Question soumise le 11 octobre 2016

M. Thomas Thévenoud interroge M. le ministre de l'agriculture, de l'agroalimentaire et de la forêt, porte-parole du Gouvernement sur les difficultés que rencontrent les vétérinaires ayant exercé des mandats sanitaires avant les années 1990 du fait du défaut d'affiliation, par l'État, aux organismes de retraite. En effet, durant ces années, nombre de vétérinaires ont participé à l'éradication des grandes épizooties ayant dévasté le cheptel national, en devenant des collaborateurs occasionnels du service public, salariés de l'État, via les directions départementales des services vétérinaires sous la conduite du ministère de l'agriculture.

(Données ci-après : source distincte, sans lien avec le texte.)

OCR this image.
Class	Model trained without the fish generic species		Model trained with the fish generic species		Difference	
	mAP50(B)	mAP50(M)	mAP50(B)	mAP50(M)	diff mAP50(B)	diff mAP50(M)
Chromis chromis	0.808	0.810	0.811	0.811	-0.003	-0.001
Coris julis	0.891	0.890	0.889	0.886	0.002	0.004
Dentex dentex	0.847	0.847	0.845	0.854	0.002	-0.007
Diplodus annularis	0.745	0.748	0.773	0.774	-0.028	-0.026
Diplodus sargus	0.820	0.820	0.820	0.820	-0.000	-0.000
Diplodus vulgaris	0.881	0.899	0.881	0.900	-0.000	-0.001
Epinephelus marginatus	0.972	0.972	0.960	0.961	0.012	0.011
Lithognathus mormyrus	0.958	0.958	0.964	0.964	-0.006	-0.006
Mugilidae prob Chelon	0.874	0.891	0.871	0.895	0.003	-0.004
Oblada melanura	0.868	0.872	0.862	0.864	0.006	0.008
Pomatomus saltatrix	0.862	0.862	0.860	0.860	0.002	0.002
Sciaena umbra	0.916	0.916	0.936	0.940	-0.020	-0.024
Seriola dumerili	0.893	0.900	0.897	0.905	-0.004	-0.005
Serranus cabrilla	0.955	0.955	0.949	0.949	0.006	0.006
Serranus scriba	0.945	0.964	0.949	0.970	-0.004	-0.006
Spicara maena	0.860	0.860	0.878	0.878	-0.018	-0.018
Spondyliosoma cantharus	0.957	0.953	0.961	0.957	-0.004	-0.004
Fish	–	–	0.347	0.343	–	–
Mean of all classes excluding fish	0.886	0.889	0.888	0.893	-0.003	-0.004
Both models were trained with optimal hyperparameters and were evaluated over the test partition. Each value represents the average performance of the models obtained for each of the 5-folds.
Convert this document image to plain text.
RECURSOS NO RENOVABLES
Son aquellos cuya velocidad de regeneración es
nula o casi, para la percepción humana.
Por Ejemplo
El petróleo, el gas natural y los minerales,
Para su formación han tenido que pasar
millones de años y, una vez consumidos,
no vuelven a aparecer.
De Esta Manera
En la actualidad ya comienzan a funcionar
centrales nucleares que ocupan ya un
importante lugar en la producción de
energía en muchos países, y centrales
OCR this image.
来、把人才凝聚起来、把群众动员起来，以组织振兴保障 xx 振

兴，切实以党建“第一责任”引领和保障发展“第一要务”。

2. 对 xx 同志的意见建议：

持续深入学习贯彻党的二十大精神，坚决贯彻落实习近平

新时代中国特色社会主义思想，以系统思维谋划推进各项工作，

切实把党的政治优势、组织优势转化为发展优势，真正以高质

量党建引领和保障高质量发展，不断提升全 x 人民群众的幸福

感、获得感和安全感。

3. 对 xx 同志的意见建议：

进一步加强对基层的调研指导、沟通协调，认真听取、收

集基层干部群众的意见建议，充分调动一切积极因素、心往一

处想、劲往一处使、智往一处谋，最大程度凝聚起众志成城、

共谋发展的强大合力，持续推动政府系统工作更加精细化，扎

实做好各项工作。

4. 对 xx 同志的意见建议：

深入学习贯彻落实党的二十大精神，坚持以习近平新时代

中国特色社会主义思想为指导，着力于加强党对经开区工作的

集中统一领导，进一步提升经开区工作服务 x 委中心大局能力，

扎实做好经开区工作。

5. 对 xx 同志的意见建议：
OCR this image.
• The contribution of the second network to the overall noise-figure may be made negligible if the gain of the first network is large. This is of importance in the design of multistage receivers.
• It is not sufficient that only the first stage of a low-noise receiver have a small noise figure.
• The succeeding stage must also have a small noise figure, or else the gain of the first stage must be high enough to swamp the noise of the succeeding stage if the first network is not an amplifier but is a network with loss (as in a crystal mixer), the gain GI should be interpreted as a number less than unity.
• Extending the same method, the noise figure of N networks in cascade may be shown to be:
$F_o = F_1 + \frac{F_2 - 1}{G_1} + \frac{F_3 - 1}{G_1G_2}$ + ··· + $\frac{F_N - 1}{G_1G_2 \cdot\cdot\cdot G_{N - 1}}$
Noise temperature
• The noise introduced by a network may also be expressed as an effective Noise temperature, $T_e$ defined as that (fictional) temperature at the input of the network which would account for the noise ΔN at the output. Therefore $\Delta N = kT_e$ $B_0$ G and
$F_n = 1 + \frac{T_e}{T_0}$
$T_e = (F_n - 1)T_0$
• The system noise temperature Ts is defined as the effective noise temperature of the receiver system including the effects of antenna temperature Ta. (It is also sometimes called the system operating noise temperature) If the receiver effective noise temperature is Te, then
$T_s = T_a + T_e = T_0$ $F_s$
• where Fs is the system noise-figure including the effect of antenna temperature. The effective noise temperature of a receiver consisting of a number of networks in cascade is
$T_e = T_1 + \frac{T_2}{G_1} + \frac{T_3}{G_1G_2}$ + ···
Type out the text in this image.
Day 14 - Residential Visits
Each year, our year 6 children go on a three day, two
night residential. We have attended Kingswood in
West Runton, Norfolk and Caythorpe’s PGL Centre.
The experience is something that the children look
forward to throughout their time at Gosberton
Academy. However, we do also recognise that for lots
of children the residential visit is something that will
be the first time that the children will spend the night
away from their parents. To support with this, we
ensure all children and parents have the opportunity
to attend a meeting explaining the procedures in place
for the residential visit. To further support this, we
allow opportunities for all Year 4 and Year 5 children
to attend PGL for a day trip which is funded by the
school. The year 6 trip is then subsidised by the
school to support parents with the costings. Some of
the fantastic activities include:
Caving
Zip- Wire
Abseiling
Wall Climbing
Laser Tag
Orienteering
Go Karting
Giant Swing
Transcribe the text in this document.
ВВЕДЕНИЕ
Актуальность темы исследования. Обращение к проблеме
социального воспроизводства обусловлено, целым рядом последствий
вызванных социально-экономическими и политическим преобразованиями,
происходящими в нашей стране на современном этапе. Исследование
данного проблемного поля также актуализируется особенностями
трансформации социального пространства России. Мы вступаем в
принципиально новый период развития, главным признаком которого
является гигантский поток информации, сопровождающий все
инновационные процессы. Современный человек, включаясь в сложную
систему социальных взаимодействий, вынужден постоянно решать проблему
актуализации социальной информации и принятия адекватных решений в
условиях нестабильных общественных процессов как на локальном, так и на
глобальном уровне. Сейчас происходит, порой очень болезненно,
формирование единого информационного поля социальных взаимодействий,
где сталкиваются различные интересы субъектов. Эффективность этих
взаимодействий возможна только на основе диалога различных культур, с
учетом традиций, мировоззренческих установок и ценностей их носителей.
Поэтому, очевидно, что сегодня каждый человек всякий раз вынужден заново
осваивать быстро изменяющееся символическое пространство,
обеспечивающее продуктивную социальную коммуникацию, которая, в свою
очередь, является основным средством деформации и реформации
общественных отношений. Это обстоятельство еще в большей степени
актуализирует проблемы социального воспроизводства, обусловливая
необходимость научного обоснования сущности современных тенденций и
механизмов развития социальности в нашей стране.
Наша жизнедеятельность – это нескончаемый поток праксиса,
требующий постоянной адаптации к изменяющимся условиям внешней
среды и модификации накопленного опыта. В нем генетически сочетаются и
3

Au titre de ces mandats sanitaires, ils devaient être affiliés aux organismes sociaux (sécurité sociale et IRCANTEC) mais cette démarche n'a pas été effectuée, les privant ainsi de leurs droits à la retraite découlant de cette collaboration. Après plusieurs années de procédure, le Conseil d'État a reconnu, par deux arrêts rendus le 14 novembre 2011, la responsabilité de l'État. Malgré cela, les vétérinaires éprouvent les plus grandes difficultés à faire valoir leurs droits à cette retraite normalement due. Ils s'inquiètent en particulier pour les délais de traitement des dossiers, le calcul du préjudice subi ainsi que l'indemnisation des veuves des vétérinaires décédées. Une autre problématique résulte de la prescription quadriennale, énoncée par l'article 1er de la loi n° 68-1250 du 31 décembre 1968 relative à la prescription des créances sur l'État, les départements, les communes et les établissements publics, opposée par l'administration aux vétérinaires ayant formé leur demande d'indemnisation plus de quatre années après la liquidation de leur pension. Or la carence de l'État n'est apparue qu'à partir du moment où elle a été reconnue en jurisprudence, il y a seulement quelques années. Aussi, il lui demande de bien vouloir indiquer les mesures qu'entend prendre le Gouvernement sur ce dossier pour répondre aux préoccupations des vétérinaires sanitaires.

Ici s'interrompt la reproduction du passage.